A salad fork for the fruit and tablespoon for the bowl of cereal will be on the one placemat on the table, a folded-up cloth napkin under them. He put the utensils there the previous night before he went to bed, something he did every night if he knew he was going to have breakfast at home the next morning. The napkins and placemat will be a little stained with food, since he also used them for his last two lunches, and they’ll drop them into the washing machine in the kitchen. They won’t find anything in the washing machine when they open it or anything in the dryer next to it. He did a wash two mornings before and folded up everything and put it away. The spoon and fork they’ll put back into the utensil drawer under a kitchen counter.
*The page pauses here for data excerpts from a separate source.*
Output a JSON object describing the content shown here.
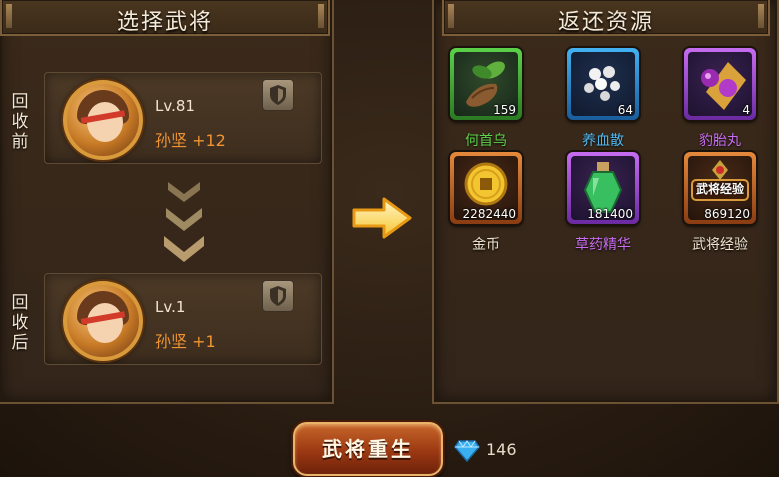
{
  "left_panel": {
    "title": "选择武将",
    "before": {
      "label_chars": [
        "回",
        "收",
        "前"
      ],
      "level": "Lv.81",
      "hero": "孙坚 +12"
    },
    "after": {
      "label_chars": [
        "回",
        "收",
        "后"
      ],
      "level": "Lv.1",
      "hero": "孙坚 +1"
    }
  },
  "right_panel": {
    "title": "返还资源",
    "items": [
      {
        "name": "何首乌",
        "qty": "159",
        "rarity": "green",
        "name_color": "#5ed24a"
      },
      {
        "name": "养血散",
        "qty": "64",
        "rarity": "blue",
        "name_color": "#4fb8f0"
      },
      {
        "name": "豹胎丸",
        "qty": "4",
        "rarity": "purple",
        "name_color": "#c86df0"
      },
      {
        "name": "金币",
        "qty": "2282440",
        "rarity": "orange",
        "name_color": "#f0e4cf"
      },
      {
        "name": "草药精华",
        "qty": "181400",
        "rarity": "purple",
        "name_color": "#c86df0"
      },
      {
        "name": "武将经验",
        "qty": "869120",
        "rarity": "orange",
        "name_color": "#f0e4cf",
        "icon_text": "武将经验"
      }
    ]
  },
  "footer": {
    "rebirth_label": "武将重生",
    "gem_count": "146"
  }
}
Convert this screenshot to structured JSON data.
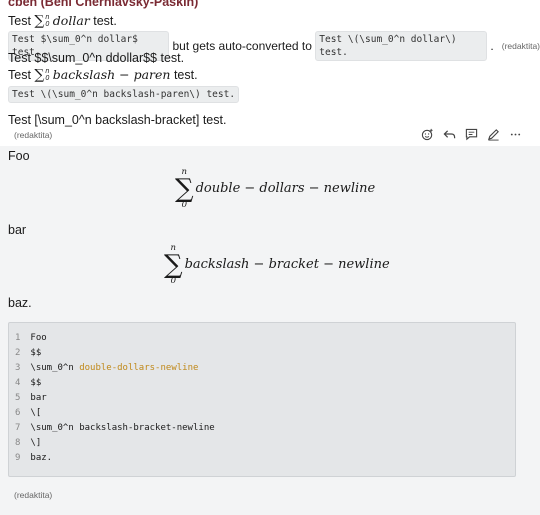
{
  "message1": {
    "author": "cben (Beni Cherniavsky-Paškin)",
    "line1": {
      "prefix": "Test ",
      "sum_sup": "n",
      "sum_sub": "0",
      "math": "dollar",
      "suffix": " test."
    },
    "line2": {
      "code1": "Test $\\sum_0^n dollar$ test.",
      "middle": " but gets auto-converted to ",
      "code2": "Test \\(\\sum_0^n dollar\\) test.",
      "dot": ".",
      "edited": "(redaktita)"
    },
    "line3": "Test $$\\sum_0^n ddollar$$ test.",
    "line4": {
      "prefix": "Test ",
      "sum_sup": "n",
      "sum_sub": "0",
      "math": "backslash − paren",
      "suffix": " test."
    },
    "line5": "Test \\(\\sum_0^n backslash-paren\\) test.",
    "line6": "Test [\\sum_0^n backslash-bracket] test.",
    "edited": "(redaktita)"
  },
  "toolbar": {
    "icons": [
      "emoji-add-icon",
      "reply-icon",
      "comment-icon",
      "edit-icon",
      "more-icon"
    ]
  },
  "message2": {
    "foo": "Foo",
    "display1": {
      "sup": "n",
      "sub": "0",
      "body": "double − dollars − newline"
    },
    "bar": "bar",
    "display2": {
      "sup": "n",
      "sub": "0",
      "body": "backslash − bracket − newline"
    },
    "baz": "baz.",
    "code_lines": [
      {
        "n": "1",
        "text": "Foo",
        "hl": ""
      },
      {
        "n": "2",
        "text": "$$",
        "hl": ""
      },
      {
        "n": "3",
        "text": "\\sum_0^n ",
        "hl": "double-dollars-newline"
      },
      {
        "n": "4",
        "text": "$$",
        "hl": ""
      },
      {
        "n": "5",
        "text": "bar",
        "hl": ""
      },
      {
        "n": "6",
        "text": "\\[",
        "hl": ""
      },
      {
        "n": "7",
        "text": "\\sum_0^n backslash-bracket-newline",
        "hl": ""
      },
      {
        "n": "8",
        "text": "\\]",
        "hl": ""
      },
      {
        "n": "9",
        "text": "baz.",
        "hl": ""
      }
    ],
    "edited": "(redaktita)"
  }
}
The coffeemaker on the short counter between the stove and sink will also have been prepared the night before: water, filter paper and grounds. Alongside the coffeemaker will be the mug he planned to drink the coffee out of and a thermos he was going to pour the rest of the coffee into after he filled up the mug.

He didn’t pick up his newspaper by the mailbox this morning, so it’ll still be there. They’ll pick it up the next morning with the next day’s newspaper. They knew his morning routine almost by heart now. They’d seen it when they were there and got up early enough and he talked self-mockingly about it on the phone several times. “It’s crazy,” he said, “but since your mother died this is what I do.” If he hadn’t gotten sick he would have made sure the living room door to the porch was locked, gone outside through the kitchen door and locked it, taken a short run with maybe a brief stop or two on the roads’ shoulders when cars were coming his way, got the newspaper at the end of the run, unlocked the kitchen door, hung the keyring on one of the hooks by the door, turned the coffeemaker on, taken the container of fruit and bowl of soy yogurt, compote and banana out of the refrigerator, or done that before he left the house, got the jar of sodium-free granola off a kitchen shelf and spooned some of it into the bowl, set the bowl and container of fruit on the placemat on the dining table, poured out a mug of coffee and put it on a coaster on the table, poured what was left in the coffeemaker into the thermos, shut off the coffeemaker, let the cat in by now if he wanted to come in and given him a fresh bowl of water and a plate with wet food on it, which he would have got out of the refrigerator or opened a new can of cat food from the kitchen cabinet that had all his canned foods, or if there was very little food left in the can from the refrigerator, done both; brought the newspaper to the table if he hadn’t already left it there when he came back into the house after his run, taken his first Parkinson’s pill of the day if he hadn’t already taken it, and sat down at the table and started to eat his breakfast and drink his coffee while he read the newspaper, starting with the capsule weather forecast for the Washington edition at the top right corner of the page.